[spambayes-dev] A URL experiment

Sun Jan 4 18:51:53 EST 2004

[Tim]
>> I *expect* the approach in my patch would work better, though
>> (generating lots of correlated tokens -- there are good reasons to
>> escape some punctuation characters in URLs, but the only good
>> reason to escape a letter or digit is to obfuscate; let the
>> classifier see these things, and it will learn that on its own,
>> appropriate, for each escape code; then a URL escaping several
>> letters or digits will get penalized more the more heavily it
>> employs this kind of obfuscation).

[Skip Montanaro]
> My problem with that approach is the stuff the spammers escape can be
> essentially random, as in the bogus URL you received.  I think you
> might get scads of hapaxes (or at least low-count escapes).  Stuff
> with high-counts will be legitimate (%20 and so forth).

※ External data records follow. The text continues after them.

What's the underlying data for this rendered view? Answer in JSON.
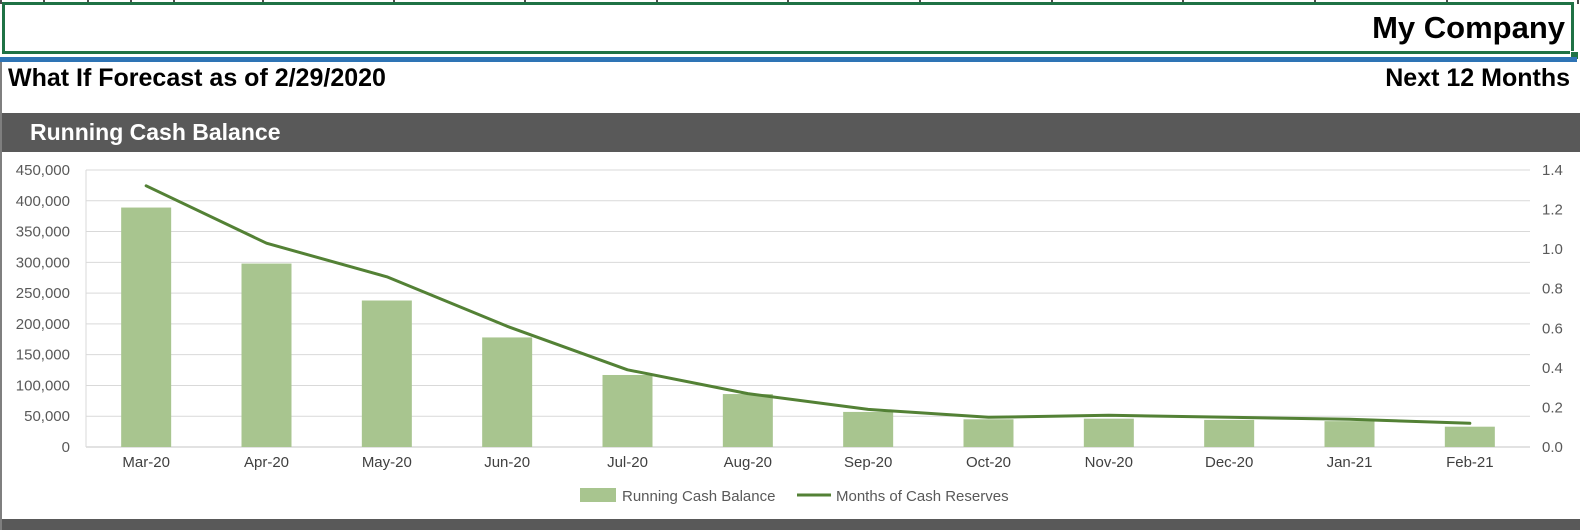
{
  "header": {
    "company": "My Company",
    "forecast_title": "What If Forecast as of 2/29/2020",
    "period_label": "Next 12 Months"
  },
  "section": {
    "title": "Running Cash Balance"
  },
  "chart_data": {
    "type": "bar",
    "subtype": "combo-bar-line",
    "title": "Running Cash Balance",
    "categories": [
      "Mar-20",
      "Apr-20",
      "May-20",
      "Jun-20",
      "Jul-20",
      "Aug-20",
      "Sep-20",
      "Oct-20",
      "Nov-20",
      "Dec-20",
      "Jan-21",
      "Feb-21"
    ],
    "series": [
      {
        "name": "Running Cash Balance",
        "type": "bar",
        "axis": "left",
        "color": "#a8c58f",
        "values": [
          389000,
          298000,
          238000,
          178000,
          117000,
          86000,
          57000,
          45000,
          46000,
          44000,
          42000,
          33000
        ]
      },
      {
        "name": "Months of Cash Reserves",
        "type": "line",
        "axis": "right",
        "color": "#538135",
        "values": [
          1.32,
          1.03,
          0.86,
          0.61,
          0.39,
          0.27,
          0.19,
          0.15,
          0.16,
          0.15,
          0.14,
          0.12
        ]
      }
    ],
    "left_axis": {
      "min": 0,
      "max": 450000,
      "step": 50000,
      "tick_labels": [
        "450,000",
        "400,000",
        "350,000",
        "300,000",
        "250,000",
        "200,000",
        "150,000",
        "100,000",
        "50,000",
        "0"
      ]
    },
    "right_axis": {
      "min": 0,
      "max": 1.4,
      "step": 0.2,
      "tick_labels": [
        "1.4",
        "1.2",
        "1.0",
        "0.8",
        "0.6",
        "0.4",
        "0.2",
        "0.0"
      ]
    },
    "grid": true,
    "legend_position": "bottom"
  },
  "colors": {
    "selection_green": "#1f7245",
    "divider_blue": "#2e74b5",
    "section_gray": "#595959",
    "bar_fill": "#a8c58f",
    "line_green": "#538135",
    "gridline": "#d9d9d9",
    "axis_text": "#595959",
    "category_text": "#404040"
  }
}
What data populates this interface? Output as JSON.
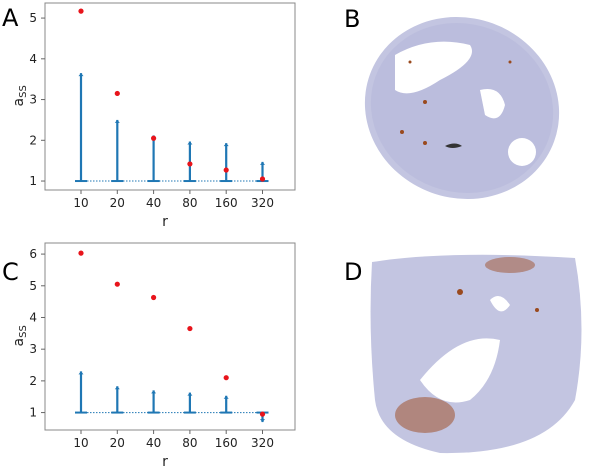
{
  "panels": {
    "a": "A",
    "b": "B",
    "c": "C",
    "d": "D"
  },
  "chart_data": [
    {
      "panel": "A",
      "type": "scatter",
      "xlabel": "r",
      "ylabel_main": "a",
      "ylabel_sub": "SS",
      "categories": [
        "10",
        "20",
        "40",
        "80",
        "160",
        "320"
      ],
      "yticks": [
        1,
        2,
        3,
        4,
        5
      ],
      "ylim": [
        0.78,
        5.37
      ],
      "baseline": 1,
      "series": [
        {
          "kind": "points",
          "color": "#e8141b",
          "values": [
            5.17,
            3.15,
            2.05,
            1.42,
            1.27,
            1.05
          ]
        },
        {
          "kind": "arrows",
          "color": "#1f77b4",
          "values": [
            3.65,
            2.5,
            2.12,
            1.97,
            1.93,
            1.47
          ]
        }
      ]
    },
    {
      "panel": "C",
      "type": "scatter",
      "xlabel": "r",
      "ylabel_main": "a",
      "ylabel_sub": "SS",
      "categories": [
        "10",
        "20",
        "40",
        "80",
        "160",
        "320"
      ],
      "yticks": [
        1,
        2,
        3,
        4,
        5,
        6
      ],
      "ylim": [
        0.45,
        6.35
      ],
      "baseline": 1,
      "series": [
        {
          "kind": "points",
          "color": "#e8141b",
          "values": [
            6.03,
            5.05,
            4.63,
            3.65,
            2.1,
            0.95
          ]
        },
        {
          "kind": "arrows",
          "color": "#1f77b4",
          "values": [
            2.3,
            1.83,
            1.7,
            1.63,
            1.53,
            0.7
          ]
        }
      ]
    }
  ],
  "images": {
    "b": {
      "description_colors": {
        "tissue": "#b9bcdc",
        "stain": "#9a4a1e"
      }
    },
    "d": {
      "description_colors": {
        "tissue": "#b9bcdc",
        "stain": "#9a4a1e"
      }
    }
  }
}
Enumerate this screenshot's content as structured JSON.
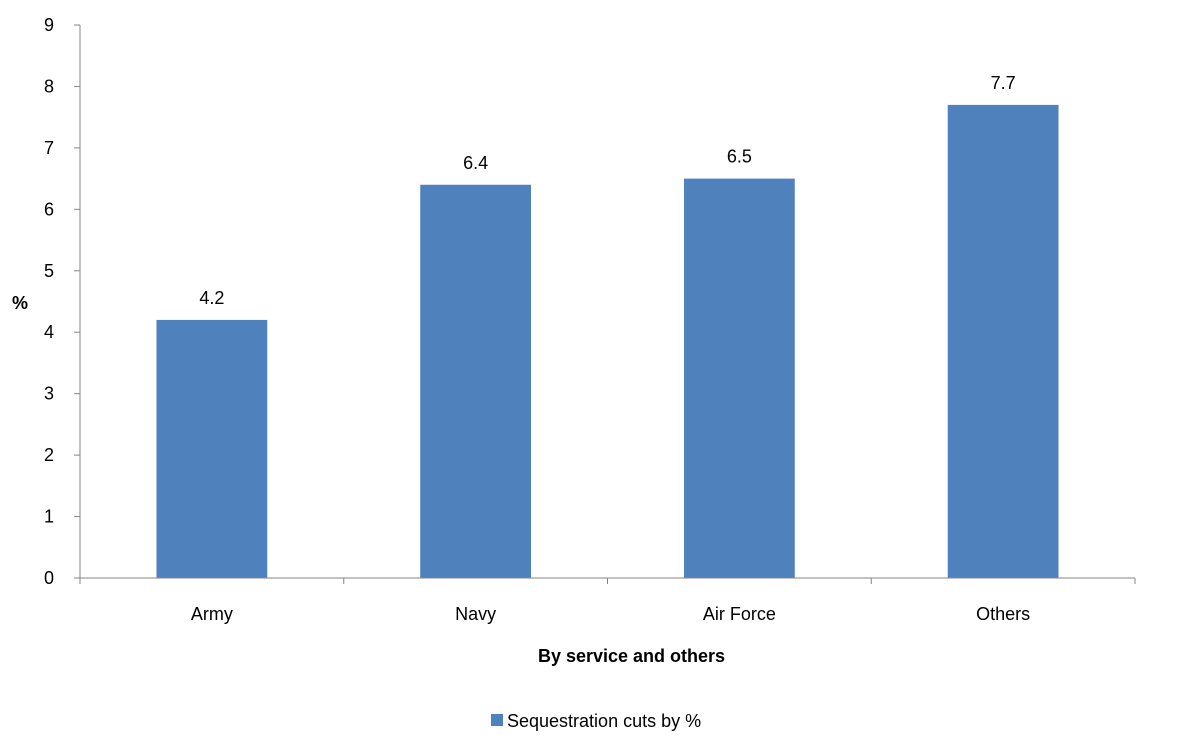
{
  "chart_data": {
    "type": "bar",
    "categories": [
      "Army",
      "Navy",
      "Air Force",
      "Others"
    ],
    "series": [
      {
        "name": "Sequestration cuts by %",
        "values": [
          4.2,
          6.4,
          6.5,
          7.7
        ],
        "color": "#4F81BD"
      }
    ],
    "data_labels": [
      "4.2",
      "6.4",
      "6.5",
      "7.7"
    ],
    "title": "",
    "xlabel": "By service and others",
    "ylabel": "%",
    "ylim": [
      0,
      9
    ],
    "yticks": [
      "0",
      "1",
      "2",
      "3",
      "4",
      "5",
      "6",
      "7",
      "8",
      "9"
    ],
    "grid": false,
    "legend_position": "bottom"
  }
}
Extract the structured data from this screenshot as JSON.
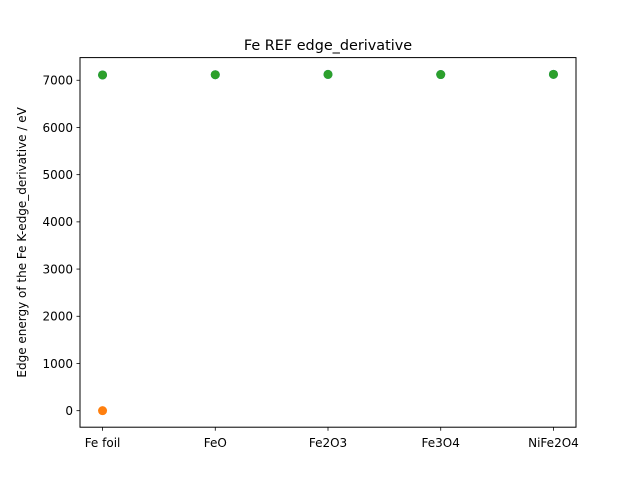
{
  "chart_data": {
    "type": "scatter",
    "title": "Fe REF edge_derivative",
    "xlabel": "",
    "ylabel": "Edge energy of the Fe K-edge_derivative / eV",
    "categories": [
      "Fe foil",
      "FeO",
      "Fe2O3",
      "Fe3O4",
      "NiFe2O4"
    ],
    "yticks": [
      0,
      1000,
      2000,
      3000,
      4000,
      5000,
      6000,
      7000
    ],
    "ylim": [
      -350,
      7480
    ],
    "grid": false,
    "legend": "none",
    "series": [
      {
        "color": "#1f77b4",
        "values": [
          7112,
          7118,
          7124,
          7121,
          7125
        ]
      },
      {
        "color": "#ff7f0e",
        "values": [
          0,
          null,
          null,
          null,
          null
        ]
      },
      {
        "color": "#2ca02c",
        "values": [
          7112,
          7118,
          7124,
          7121,
          7125
        ]
      }
    ]
  }
}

There won't be scads of hapaxes, because the number of escape codes is
finite (small, even -- only 256 make sense).  I *expect* that only 62 of
those will be interesting (attempts to obfuscate letters and digits), but
there's no need to try to out-think that, and just sucking up every escape
code without prejudice lets the classifier learn to be smarter than I am.

The pre-judgment here comes from the *belief* that this is a case where
generating multiple correlated clues will help more than it hurts.
Especially with smaller databases, multiple clues do a lot more toward
forcing a decision than a single clue can do.

> Conclusions obviously await some eyeballing of databases.

Yup!

> ...
> The random time order isn't so important to me at the moment, because
> all the messages I'm using are recent (received within the past month
> or so). The "train on everything" aspect is more interesting.  I find
> the cross-validation tests never perform as well as in real life. ;-)

I expect that's because the CV tests *do* lose time-ordering.

> ...
> There's the rub.  What might be really good ideas at this point will
> probably only result in very small changes in performance because the
> baseline system is currently so good.

That's OK -- accumulating many tiny improvements is as good finding a single
small improvement <wink>.  That's a sure way to make ongoing progress too,
and is the *usual* fate of mature statistical systems.  A question remaining
is whether each tiny improvement is worth the costs it incurs (in processing
time, database size, and code complexity).  I think this one does well on
all those counts, as it only triggers in a specific context, can't add more
than a few hundred tokens total to a database, and the code is simple.